Die Freie Universität Berlin und die jüdischen Remigranten

Vergessen in Dahlem

Jüdische Remigranten, die nach Ende des Nationalsozialismus den Aufbau der Freien Universität Berlin unterstützten, aber nur allzu oft enttäuscht wurden, fanden bei den Jubiläumsfeiern der FU nur spärliche Beachtung.

Als die Freie Universität Berlin im Dezember 2018 ihr 70. Gründungsjubiläum feierte, waren die Rollen klar verteilt. Der offizielle Festakt ehrte eine Universität, die »Freiheit und Demokratie« lehre, während der Allgemeine Studierendenausschuss (AStA) pflichtgemäß die »Neoliberalisierung« der Hochschule beklagte.

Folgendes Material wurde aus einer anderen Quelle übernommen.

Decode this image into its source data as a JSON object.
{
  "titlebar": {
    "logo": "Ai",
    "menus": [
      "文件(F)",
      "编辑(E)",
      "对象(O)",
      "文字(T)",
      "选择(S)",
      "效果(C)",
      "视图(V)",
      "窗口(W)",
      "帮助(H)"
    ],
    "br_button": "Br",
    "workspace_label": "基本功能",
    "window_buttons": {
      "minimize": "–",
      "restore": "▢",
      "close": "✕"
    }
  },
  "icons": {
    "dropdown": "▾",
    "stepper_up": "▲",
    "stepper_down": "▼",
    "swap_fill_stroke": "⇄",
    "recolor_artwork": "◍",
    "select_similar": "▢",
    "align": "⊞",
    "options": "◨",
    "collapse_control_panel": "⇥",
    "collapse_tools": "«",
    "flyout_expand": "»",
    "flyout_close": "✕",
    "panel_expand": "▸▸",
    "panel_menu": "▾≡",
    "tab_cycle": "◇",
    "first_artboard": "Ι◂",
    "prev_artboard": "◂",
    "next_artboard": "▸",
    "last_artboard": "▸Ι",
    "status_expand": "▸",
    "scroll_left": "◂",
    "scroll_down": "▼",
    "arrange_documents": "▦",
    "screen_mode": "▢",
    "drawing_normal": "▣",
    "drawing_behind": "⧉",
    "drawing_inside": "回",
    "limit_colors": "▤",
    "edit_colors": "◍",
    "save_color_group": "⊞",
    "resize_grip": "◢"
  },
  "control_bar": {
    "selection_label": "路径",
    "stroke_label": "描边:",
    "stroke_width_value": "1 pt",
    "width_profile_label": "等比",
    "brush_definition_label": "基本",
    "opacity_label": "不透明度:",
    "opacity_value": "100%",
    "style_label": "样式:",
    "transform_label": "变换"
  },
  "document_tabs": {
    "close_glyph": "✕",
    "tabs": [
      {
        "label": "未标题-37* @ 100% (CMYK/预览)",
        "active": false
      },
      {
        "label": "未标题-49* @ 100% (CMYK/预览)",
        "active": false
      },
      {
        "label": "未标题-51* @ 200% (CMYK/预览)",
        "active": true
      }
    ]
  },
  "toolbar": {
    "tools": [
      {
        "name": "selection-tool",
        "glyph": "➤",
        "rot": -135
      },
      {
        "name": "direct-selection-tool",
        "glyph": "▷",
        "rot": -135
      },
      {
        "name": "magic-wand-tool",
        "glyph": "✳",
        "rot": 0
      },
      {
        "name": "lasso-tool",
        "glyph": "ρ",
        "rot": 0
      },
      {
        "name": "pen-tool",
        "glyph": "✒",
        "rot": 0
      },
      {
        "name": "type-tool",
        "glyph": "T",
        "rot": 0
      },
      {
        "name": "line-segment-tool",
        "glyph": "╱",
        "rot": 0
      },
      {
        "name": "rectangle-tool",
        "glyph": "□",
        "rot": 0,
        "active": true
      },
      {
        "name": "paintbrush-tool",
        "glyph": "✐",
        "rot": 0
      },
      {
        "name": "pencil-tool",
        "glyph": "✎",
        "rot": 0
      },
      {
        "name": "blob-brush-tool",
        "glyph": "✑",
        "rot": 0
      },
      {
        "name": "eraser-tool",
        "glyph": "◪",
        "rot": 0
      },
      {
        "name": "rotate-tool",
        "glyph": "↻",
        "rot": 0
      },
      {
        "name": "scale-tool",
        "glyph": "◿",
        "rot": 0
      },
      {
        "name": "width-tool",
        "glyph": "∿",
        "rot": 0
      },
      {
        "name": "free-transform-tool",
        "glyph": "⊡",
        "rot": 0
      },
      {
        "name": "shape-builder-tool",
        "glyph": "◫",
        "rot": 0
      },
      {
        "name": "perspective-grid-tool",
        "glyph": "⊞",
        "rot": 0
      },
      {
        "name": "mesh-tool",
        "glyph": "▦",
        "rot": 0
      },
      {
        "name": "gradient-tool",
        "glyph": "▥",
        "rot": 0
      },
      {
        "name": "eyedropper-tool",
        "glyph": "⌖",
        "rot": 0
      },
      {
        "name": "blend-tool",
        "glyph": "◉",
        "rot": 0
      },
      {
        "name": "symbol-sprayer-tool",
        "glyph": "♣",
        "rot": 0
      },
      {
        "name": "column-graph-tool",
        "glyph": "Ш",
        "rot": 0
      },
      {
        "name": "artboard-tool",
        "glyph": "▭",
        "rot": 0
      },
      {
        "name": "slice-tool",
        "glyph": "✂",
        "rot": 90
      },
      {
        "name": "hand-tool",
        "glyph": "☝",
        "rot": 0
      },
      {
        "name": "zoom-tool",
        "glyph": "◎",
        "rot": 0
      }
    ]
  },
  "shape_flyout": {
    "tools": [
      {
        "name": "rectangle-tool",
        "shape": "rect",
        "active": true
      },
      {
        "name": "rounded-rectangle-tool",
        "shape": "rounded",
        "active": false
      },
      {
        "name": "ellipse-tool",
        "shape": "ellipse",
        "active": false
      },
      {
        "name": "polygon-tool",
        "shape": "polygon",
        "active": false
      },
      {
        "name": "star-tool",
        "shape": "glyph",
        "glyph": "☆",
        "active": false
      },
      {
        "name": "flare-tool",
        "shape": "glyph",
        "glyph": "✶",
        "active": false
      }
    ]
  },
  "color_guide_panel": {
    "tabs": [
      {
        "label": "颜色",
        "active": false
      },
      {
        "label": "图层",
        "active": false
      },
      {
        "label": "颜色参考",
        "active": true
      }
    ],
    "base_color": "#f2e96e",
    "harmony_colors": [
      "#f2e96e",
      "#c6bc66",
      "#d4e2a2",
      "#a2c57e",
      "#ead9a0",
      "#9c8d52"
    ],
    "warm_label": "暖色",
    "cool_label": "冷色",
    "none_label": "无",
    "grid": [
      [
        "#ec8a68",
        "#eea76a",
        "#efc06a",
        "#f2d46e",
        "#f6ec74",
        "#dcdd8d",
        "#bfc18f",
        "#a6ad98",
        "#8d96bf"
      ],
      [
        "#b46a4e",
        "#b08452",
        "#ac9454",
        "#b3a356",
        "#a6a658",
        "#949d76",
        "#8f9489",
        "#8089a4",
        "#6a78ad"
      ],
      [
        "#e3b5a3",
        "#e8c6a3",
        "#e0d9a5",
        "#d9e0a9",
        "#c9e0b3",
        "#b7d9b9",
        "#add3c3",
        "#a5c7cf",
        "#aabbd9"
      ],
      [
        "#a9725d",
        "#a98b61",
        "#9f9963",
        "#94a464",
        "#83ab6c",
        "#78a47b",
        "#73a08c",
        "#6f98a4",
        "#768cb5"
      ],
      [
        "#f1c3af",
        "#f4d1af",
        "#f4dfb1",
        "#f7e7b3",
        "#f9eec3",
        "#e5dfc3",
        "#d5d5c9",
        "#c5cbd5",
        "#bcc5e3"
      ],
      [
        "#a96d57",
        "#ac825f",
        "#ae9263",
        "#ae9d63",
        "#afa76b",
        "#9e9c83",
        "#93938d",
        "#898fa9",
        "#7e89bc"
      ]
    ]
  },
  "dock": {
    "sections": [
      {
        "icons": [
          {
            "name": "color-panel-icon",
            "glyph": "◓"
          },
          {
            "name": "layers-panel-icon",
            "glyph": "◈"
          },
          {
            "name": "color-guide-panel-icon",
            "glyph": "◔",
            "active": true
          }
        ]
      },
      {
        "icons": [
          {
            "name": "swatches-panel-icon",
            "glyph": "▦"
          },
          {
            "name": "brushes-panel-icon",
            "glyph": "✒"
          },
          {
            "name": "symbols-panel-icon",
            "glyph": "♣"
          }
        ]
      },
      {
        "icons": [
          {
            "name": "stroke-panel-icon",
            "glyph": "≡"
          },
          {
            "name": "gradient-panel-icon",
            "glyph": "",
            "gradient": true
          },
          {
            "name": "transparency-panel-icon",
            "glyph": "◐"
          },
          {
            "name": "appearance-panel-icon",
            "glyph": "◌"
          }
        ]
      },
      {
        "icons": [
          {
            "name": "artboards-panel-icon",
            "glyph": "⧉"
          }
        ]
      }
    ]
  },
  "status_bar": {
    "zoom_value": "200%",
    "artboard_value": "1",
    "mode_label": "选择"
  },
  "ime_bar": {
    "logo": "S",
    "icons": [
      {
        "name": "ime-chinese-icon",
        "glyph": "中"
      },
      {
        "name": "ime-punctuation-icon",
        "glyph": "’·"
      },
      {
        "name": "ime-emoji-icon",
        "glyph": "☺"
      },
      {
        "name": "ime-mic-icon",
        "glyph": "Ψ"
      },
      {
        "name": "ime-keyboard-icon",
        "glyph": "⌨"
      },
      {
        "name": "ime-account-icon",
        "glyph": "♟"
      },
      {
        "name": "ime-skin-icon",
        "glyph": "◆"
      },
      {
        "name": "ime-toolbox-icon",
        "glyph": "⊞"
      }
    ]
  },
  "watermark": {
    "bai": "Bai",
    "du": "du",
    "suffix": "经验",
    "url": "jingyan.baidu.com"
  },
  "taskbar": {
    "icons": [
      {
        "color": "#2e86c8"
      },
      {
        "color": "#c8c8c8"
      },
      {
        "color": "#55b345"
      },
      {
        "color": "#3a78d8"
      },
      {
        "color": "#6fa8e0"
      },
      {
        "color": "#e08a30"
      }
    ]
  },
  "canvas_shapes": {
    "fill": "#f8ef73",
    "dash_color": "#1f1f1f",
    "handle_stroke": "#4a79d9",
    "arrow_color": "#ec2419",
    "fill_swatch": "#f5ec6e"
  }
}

Eine Gemeinsamkeit einte jedoch Universitätsleitung und Studentenschaft: Im Rahmen des Jubiläums wurde kaum an die jüdische Geschichte der Freien Universität erinnert. Es gab eine »Gegendarstellung« genannte Publikation des AStA, die das Wirken einzelner jüdischer Remigranten und Holocaustüberlebender an der Universität am Rande erwähnte. Das universitätseigene Magazin präsentierte in der Jubiläumsausgabe zumindest fundierte Kurzbiographien von Peter Szondi, ­Marianne Awerbuch und Ernst ­Fraenkel. Die jüdischen Remigranten fanden jedoch nur als Teil einer »deutschen Geschichte« Beachtung, ihre spezifischen Erfahrungen sind nicht berücksichtigt worden.

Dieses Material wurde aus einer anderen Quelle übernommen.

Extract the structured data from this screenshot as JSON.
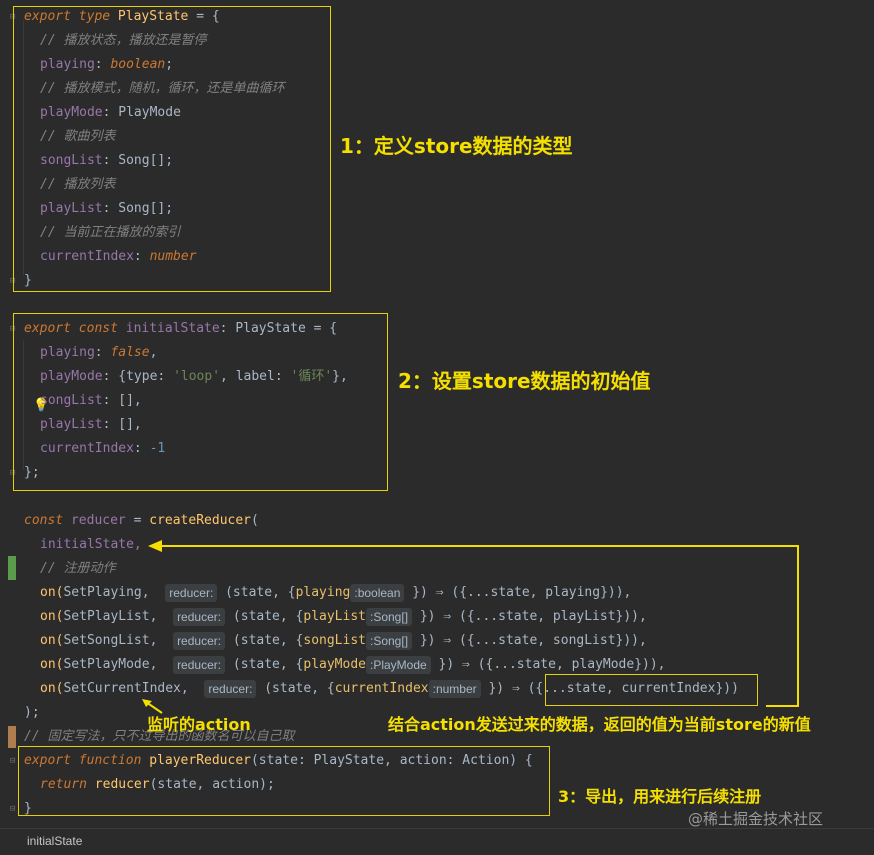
{
  "code": {
    "l1": {
      "kw": "export type",
      "name": "PlayState",
      "rest": " = {"
    },
    "l2": "// 播放状态，播放还是暂停",
    "l3": {
      "prop": "playing",
      "type": "boolean"
    },
    "l4": "// 播放模式，随机，循环，还是单曲循环",
    "l5": {
      "prop": "playMode",
      "type": "PlayMode"
    },
    "l6": "// 歌曲列表",
    "l7": {
      "prop": "songList",
      "type": "Song[]"
    },
    "l8": "// 播放列表",
    "l9": {
      "prop": "playList",
      "type": "Song[]"
    },
    "l10": "// 当前正在播放的索引",
    "l11": {
      "prop": "currentIndex",
      "type": "number"
    },
    "l12": "}",
    "l13": {
      "kw": "export const",
      "name": "initialState",
      "type": "PlayState",
      "rest": " = {"
    },
    "l14": {
      "prop": "playing",
      "val": "false"
    },
    "l15": {
      "prop": "playMode",
      "a": "{type: ",
      "s1": "'loop'",
      "b": ", label: ",
      "s2": "'循环'",
      "c": "},"
    },
    "l16": {
      "prop": "songList",
      "val": "[],"
    },
    "l17": {
      "prop": "playList",
      "val": "[],"
    },
    "l18": {
      "prop": "currentIndex",
      "val": "-1"
    },
    "l19": "};",
    "l20": {
      "kw": "const",
      "name": "reducer",
      "fn": "createReducer",
      "rest": "("
    },
    "l21": "initialState,",
    "l22": "// 注册动作",
    "ons": [
      {
        "action": "SetPlaying",
        "key": "playing",
        "ktype": ":boolean",
        "rest": "({...state, playing})),"
      },
      {
        "action": "SetPlayList",
        "key": "playList",
        "ktype": ":Song[]",
        "rest": "({...state, playList})),"
      },
      {
        "action": "SetSongList",
        "key": "songList",
        "ktype": ":Song[]",
        "rest": "({...state, songList})),"
      },
      {
        "action": "SetPlayMode",
        "key": "playMode",
        "ktype": ":PlayMode",
        "rest": "({...state, playMode})),"
      },
      {
        "action": "SetCurrentIndex",
        "key": "currentIndex",
        "ktype": ":number",
        "rest": "({...state, currentIndex}))"
      }
    ],
    "on_label": "on(",
    "reducer_hint": "reducer:",
    "state_open": "(state, {",
    "close_arrow": "}) ⇒ ",
    "l28": ");",
    "l29": "// 固定写法，只不过导出的函数名可以自己取",
    "l30": {
      "kw": "export function",
      "name": "playerReducer",
      "sig": "(state: PlayState, action: Action) {"
    },
    "l31": {
      "kw": "return",
      "call": "reducer",
      "args": "(state, action);"
    },
    "l32": "}"
  },
  "annotations": {
    "a1": "1：定义store数据的类型",
    "a2": "2：设置store数据的初始值",
    "a3": "3：导出，用来进行后续注册",
    "listen": "监听的action",
    "combine": "结合action发送过来的数据，返回的值为当前store的新值"
  },
  "status_bar": {
    "text": "initialState"
  },
  "watermark": "@稀土掘金技术社区",
  "colors": {
    "annotation": "#f4df00",
    "background": "#2b2b2b"
  }
}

Als der spätere Berliner Bürgermeister Otto Suhr den Juristen Ernst Fraenkel bat, beim Neuaufbau der Hochschulen in Deutschland zu helfen, fiel dessen Antwort zunächst eindeutig negativ aus.

Eine genauere Auseinandersetzung mit den Biographien der Remigranten ermöglicht es hingegen, die Geschichte der Westberliner Universität aus einer neuen Perspektive zu schreiben. Die Hoffnungen und Enttäuschungen jüdischer Remigranten und Überlebender werfen ein anderes Licht auf die postnazistische Gesellschaft und die Studentenpro­teste 1968.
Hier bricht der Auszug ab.